Saturday evening we went to see The Damnation of Faust, by Hector Berlioz in Verizon Hall at the Kimmel Center in downtown Philly. Thanks Joe & Negin for the tickets. It was really something. The music was beautiful. In addition to the Philadelphia Orchestra there was a big choir and at the end even a boys choir that filed in to sing the finale. As you may have guessed, we borrowed both the photos of the Beth Shalom Synagogue and the Kimmel Center from the internet.
Just before the program started a short and plump little man came rushing in and sat beside us. He threw his cane down across two seats and tossed his canvas purse onto one of them and plopped his ample backside into the other. Starting from his feet, he was wearing tan and red saddle shoes, stripped stockings the color of Neapolitan ice cream, bright blue and white striped trousers, a black vest, pink shirt, and purple tie. The conductor (a rather odd man himself) turned to him and smiled before the performance. Nancy thought he might have been a music critic. If so, I hope his taste in music is more discriminating than his taste in clothing.
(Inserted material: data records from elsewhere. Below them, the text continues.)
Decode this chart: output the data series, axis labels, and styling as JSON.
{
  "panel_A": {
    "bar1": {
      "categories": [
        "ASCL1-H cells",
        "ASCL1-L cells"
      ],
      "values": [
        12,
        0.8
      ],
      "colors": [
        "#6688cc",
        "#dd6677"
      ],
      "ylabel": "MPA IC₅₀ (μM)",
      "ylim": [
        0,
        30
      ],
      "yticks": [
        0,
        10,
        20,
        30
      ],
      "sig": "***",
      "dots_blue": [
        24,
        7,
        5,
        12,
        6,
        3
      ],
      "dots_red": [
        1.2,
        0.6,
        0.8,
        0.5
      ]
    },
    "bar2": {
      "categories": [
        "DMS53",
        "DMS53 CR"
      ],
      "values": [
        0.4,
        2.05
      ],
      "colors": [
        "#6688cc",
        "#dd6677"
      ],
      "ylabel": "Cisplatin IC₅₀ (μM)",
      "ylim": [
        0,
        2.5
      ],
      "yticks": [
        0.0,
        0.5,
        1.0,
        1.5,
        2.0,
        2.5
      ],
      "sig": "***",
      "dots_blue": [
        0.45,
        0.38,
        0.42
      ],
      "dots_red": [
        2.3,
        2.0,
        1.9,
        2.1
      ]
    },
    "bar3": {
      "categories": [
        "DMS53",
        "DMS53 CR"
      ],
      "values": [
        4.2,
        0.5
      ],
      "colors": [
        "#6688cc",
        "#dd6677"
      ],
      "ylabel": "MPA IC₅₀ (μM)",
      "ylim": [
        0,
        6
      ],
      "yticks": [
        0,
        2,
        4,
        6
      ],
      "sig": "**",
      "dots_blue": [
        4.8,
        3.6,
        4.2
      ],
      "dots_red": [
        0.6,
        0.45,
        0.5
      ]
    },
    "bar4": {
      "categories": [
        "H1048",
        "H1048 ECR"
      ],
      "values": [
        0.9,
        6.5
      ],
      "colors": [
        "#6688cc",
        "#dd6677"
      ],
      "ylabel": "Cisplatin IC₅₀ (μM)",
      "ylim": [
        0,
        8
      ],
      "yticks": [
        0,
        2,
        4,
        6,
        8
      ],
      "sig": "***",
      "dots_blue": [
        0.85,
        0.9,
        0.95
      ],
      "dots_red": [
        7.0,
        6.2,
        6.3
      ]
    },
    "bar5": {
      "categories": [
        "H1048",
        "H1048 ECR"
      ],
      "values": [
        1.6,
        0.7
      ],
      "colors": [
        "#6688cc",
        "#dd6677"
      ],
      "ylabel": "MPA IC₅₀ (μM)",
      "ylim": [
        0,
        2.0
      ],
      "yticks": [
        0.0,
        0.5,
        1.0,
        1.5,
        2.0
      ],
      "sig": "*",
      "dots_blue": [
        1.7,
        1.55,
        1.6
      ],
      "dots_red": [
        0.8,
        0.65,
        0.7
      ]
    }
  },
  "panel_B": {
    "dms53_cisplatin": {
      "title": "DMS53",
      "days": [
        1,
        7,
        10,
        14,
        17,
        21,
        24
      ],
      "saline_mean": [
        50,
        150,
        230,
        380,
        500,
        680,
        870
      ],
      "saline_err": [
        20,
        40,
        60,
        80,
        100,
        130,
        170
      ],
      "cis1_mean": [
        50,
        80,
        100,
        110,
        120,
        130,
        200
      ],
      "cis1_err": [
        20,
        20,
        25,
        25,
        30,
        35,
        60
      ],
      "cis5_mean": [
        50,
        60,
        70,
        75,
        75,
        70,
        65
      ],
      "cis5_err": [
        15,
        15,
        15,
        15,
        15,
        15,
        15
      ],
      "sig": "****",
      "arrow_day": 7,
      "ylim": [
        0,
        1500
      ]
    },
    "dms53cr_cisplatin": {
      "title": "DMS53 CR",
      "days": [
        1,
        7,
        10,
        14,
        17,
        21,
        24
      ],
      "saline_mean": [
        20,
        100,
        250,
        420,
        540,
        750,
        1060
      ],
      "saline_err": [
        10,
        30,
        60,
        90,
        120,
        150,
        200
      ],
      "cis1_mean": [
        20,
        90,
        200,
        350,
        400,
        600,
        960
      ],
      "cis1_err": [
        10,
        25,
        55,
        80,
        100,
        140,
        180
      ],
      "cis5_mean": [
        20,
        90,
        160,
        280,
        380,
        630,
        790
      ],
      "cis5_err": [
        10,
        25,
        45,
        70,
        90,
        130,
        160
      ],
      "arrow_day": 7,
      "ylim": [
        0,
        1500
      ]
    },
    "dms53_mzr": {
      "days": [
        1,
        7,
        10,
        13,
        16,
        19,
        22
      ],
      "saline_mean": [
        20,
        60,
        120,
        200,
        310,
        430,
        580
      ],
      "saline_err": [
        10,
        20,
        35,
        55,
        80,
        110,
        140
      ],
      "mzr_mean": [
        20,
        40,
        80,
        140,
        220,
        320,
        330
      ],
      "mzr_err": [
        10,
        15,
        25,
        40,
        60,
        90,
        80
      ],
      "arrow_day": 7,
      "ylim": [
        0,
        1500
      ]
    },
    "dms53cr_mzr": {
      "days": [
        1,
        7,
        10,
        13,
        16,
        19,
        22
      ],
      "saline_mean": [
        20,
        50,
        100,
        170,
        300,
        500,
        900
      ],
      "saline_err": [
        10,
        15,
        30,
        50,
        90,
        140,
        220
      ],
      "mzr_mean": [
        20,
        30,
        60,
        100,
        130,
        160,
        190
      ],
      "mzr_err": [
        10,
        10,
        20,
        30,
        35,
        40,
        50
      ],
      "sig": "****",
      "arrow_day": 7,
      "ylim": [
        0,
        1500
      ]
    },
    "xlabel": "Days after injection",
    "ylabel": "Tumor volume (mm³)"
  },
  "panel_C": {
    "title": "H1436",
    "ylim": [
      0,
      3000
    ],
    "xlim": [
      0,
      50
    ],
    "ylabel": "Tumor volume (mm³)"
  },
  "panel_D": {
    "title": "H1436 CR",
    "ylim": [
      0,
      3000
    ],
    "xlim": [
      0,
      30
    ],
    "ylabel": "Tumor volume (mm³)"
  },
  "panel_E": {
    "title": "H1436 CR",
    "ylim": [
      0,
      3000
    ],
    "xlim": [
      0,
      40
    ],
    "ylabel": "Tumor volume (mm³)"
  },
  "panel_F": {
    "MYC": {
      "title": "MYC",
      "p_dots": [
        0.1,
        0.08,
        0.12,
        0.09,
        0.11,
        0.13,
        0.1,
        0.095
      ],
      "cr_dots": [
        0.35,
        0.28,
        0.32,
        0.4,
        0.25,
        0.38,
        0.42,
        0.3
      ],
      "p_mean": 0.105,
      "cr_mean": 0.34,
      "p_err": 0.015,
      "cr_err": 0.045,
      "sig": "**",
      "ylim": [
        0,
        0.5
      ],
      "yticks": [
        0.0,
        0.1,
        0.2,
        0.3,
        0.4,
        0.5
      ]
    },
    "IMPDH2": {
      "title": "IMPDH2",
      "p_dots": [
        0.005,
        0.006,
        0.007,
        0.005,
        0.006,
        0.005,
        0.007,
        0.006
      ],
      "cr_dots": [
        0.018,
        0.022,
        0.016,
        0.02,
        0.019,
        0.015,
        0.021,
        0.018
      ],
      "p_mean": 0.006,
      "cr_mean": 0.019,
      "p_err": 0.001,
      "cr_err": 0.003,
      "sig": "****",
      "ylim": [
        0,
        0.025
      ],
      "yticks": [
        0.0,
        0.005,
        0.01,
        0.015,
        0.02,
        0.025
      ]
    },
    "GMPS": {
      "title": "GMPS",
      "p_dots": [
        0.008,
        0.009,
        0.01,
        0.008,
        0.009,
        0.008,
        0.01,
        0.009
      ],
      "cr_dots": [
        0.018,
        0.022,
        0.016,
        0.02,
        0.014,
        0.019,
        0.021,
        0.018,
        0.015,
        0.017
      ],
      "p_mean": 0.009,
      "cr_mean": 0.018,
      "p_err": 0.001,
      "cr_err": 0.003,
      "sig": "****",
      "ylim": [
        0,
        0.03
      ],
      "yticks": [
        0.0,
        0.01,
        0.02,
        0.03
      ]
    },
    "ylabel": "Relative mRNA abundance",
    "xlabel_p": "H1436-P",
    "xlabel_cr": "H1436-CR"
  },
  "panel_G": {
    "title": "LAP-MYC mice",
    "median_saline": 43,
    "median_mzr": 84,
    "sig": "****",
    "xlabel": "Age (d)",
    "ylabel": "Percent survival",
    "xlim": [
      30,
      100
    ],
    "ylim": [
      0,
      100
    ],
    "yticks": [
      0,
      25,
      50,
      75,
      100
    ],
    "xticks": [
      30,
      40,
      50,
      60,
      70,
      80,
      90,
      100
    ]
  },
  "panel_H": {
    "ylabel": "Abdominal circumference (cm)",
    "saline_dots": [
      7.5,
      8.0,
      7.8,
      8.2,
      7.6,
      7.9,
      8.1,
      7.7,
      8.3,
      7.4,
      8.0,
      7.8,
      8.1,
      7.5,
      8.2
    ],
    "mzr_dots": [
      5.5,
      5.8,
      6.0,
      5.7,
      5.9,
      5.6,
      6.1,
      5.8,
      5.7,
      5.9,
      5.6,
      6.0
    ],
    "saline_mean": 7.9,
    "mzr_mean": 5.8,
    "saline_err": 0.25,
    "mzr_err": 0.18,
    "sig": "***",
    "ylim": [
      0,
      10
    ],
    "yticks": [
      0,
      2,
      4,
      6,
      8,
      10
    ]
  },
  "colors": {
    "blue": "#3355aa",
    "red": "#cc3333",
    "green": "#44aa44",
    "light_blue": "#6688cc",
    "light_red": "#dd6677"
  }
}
And today, (you all probably are thinking that we goofing around all the time and aren’t doing any missionary work), our director took us to the museum of the Academy of Fine Arts. Our director did his graduate work there and taught classes so he was still on the faculty there and he got us in free. It was a treat to go to a great museum of fine art with an art history professor as a guide. A fair amount of it went right over our heads but we did get to appreciate some beautiful paintings. Again, thanks to Google, I’ve clipped a couple some the great works there that we saw. I thought these were interesting because I’ve seen some of them in history books. The first is Walt Whitman, the second is called Hailing a Ferry, and then Ben Franklin and George Washington.